Enterobacter hormaechei

Scientific classification
- Domain: Bacteria
- Kingdom: Pseudomonadati
- Phylum: Pseudomonadota
- Class: Gammaproteobacteria
- Order: Enterobacterales
- Family: Enterobacteriaceae
- Genus: Enterobacter
- Species: E. hormaechei
- Binomial name: Enterobacter hormaechei O'Hara et al. 1990

= Enterobacter hormaechei =

- Genus: Enterobacter
- Species: hormaechei
- Authority: O'Hara et al. 1990

Species of bacterium

Enterobacter hormaechei is Gram-negative bacterial species in the family Enterobacteriaceae and a member of the Enterobacter cloacae complex. It is an opportunistic pathogen associated mainly with healthcare-associated infections, particularly in hospitalized or immunocompromised patients.

== Taxonomy ==
Enterobacter hormaechei was first described in 1989 and was originally known as Enteric Group 75. The type strain is ATCC 49162. The species was named after Estenio Hormaeche, a microbiologist from Uruguay.

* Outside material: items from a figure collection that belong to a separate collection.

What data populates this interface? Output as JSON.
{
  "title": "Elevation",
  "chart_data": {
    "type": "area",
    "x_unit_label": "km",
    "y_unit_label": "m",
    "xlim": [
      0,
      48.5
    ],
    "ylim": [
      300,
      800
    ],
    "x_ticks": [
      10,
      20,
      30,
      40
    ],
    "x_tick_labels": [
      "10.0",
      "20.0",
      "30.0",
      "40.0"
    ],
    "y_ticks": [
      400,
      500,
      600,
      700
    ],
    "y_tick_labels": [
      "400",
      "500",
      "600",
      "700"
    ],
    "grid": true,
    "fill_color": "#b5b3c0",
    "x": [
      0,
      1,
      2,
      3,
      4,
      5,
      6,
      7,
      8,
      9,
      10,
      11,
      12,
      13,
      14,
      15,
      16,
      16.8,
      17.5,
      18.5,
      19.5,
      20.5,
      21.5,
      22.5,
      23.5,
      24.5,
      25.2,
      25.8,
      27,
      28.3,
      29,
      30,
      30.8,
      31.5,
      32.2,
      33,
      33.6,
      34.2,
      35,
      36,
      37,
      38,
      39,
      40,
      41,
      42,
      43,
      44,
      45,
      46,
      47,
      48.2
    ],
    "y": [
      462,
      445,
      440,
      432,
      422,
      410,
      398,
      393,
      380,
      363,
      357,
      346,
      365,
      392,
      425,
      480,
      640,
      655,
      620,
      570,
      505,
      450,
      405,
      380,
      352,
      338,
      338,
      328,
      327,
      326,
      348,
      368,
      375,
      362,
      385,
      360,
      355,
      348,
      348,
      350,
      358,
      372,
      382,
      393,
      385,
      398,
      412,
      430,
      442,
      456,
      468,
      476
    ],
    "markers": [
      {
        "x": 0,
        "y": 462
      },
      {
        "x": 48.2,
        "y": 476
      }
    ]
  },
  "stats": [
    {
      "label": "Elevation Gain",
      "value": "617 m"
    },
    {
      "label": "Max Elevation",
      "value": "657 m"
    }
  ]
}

Enterobacter hormaechei is part of the Enterobacter cloacae complex. This complex includes several closely related Enterobacter species that can be hard to tell apart using standard laboratory tests. Several subspecies have been described, including E. hormaechei subsp. hormaechei, oharae, steigerwaltii, hoffmannii, and xiangfangensis.

== Characteristics ==
Enterobacter hormaechei is a Gram-negative, oxidase-negative, fermentative, non-pigmented rod-shaped bacterium with the general characteristics of the family Enterobacteriaceae and the genus Enterobacter.

== Clinical significance ==
Enterobacter hormaechei is an opportunistic pathogen associated mainly with healthcare-associated infections. It has been isolated from clinical specimens including blood, sputum, urine, bile, stool, wounds, and other body sites. Reported infections include bacteraemia, pneumonia, urinary tract infections, biliary tract infections, colitis, and cellulitis.

Antimicrobial resistance is a major concern in E. hormaechei. Resistant isolates producing extended-spectrum β-lactamases, AmpC β-lactamases, and carbapenemases have been reported in several countries. Whole-genome sequencing has improved the identification of E. hormaechei within the Enterobacter cloacae complex and has helped clarify its role in multidrug-resistant hospital-associated infections.

Carbapenem-resistant strains of E. hormaechei have been implicated in healthcare-associated outbreaks. In 2026, a multicountry outbreak of E. hormaechei sequence type 1344 carrying bla_{NDM-5} was reported in the European Union and European Economic Area. The outbreak involved 57 cases detected between March 2025 and April 2026 in seven EU/EEA countries; many patients were hospitalized, and the source had not been identified at the time of publication.